Along the way we bumped into another cycle tourer; Alen from Austria, who is also going to Istanbul. Alen had to abandon a ride to Istanbul a couple of years ago, after being hit by a car, so it’s great to see him back on his bike and trying again. Apart from Alen and a few cars, the road was mainly full of lorries transporting peaches, which smelt very appetising as they passed, or in one case as I passed a particularly slow lorry on the way down a hill.
We finally made it to Edessa at about 18.00, and found a cheap hotel right in the centre for €15 a night, bargain. On the way into town I made a new friend; a stray dog followed me down the hill, running alongside my bike, and then decided to sit beside me as we paused for breath. Unfortunately he wasn’t allowed in the hotel (Hotel Elena), which was probably for the best as I’m not sure it’d be practical him travelling with me; lovely chap though.
We went to a local kebab shop for dinner, then had a couple of beers in the Irish bar to relax.
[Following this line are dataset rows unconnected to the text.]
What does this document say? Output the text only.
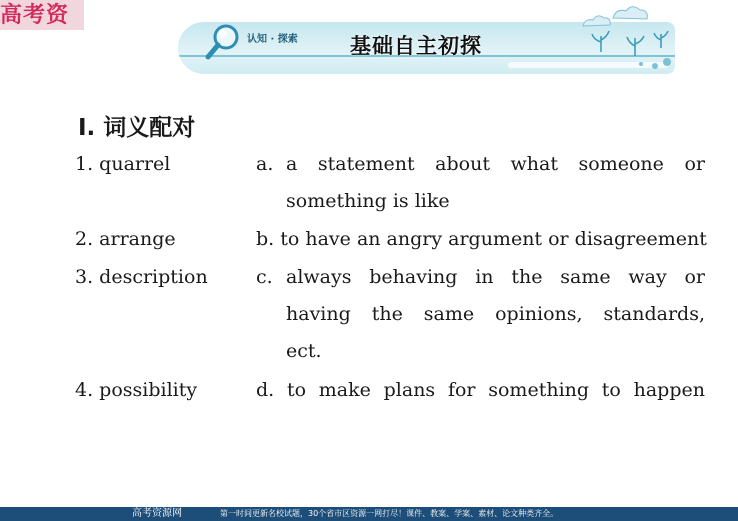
高考资
认知 · 探索 基础自主初探
Ⅰ. 词义配对
1. quarrel	a. a statement about what someone or
something is like
2. arrange	b. to have an angry argument or disagreement
3. description	c. always behaving in the same way or
having the same opinions, standards,
ect.
4. possibility	d. to make plans for something to happen
高考资源网	第一时间更新名校试题，30个省市区资源一网打尽！课件、教案、学案、素材、论文种类齐全。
Yes, Edessa has an Irish bar, another town where I wouldn’t expect to see one, yet there it is. Alen also decided to stay the night with us, and it was great to have more company, however we’re going to have a day off tomorrow as heavy rain is forecast, whilst he intends to continue; maybe I’ll catch him up on the way to Istanbul, we’ll see. Alen lives in Vienna in any case, so I might bump into him again as I follow the Danube up into Europe; passes through Vienna.
After a good day cycling, with some different conditions for a change, we were all ready for bed fairly early on. Looking forward to a rest day tomorrow!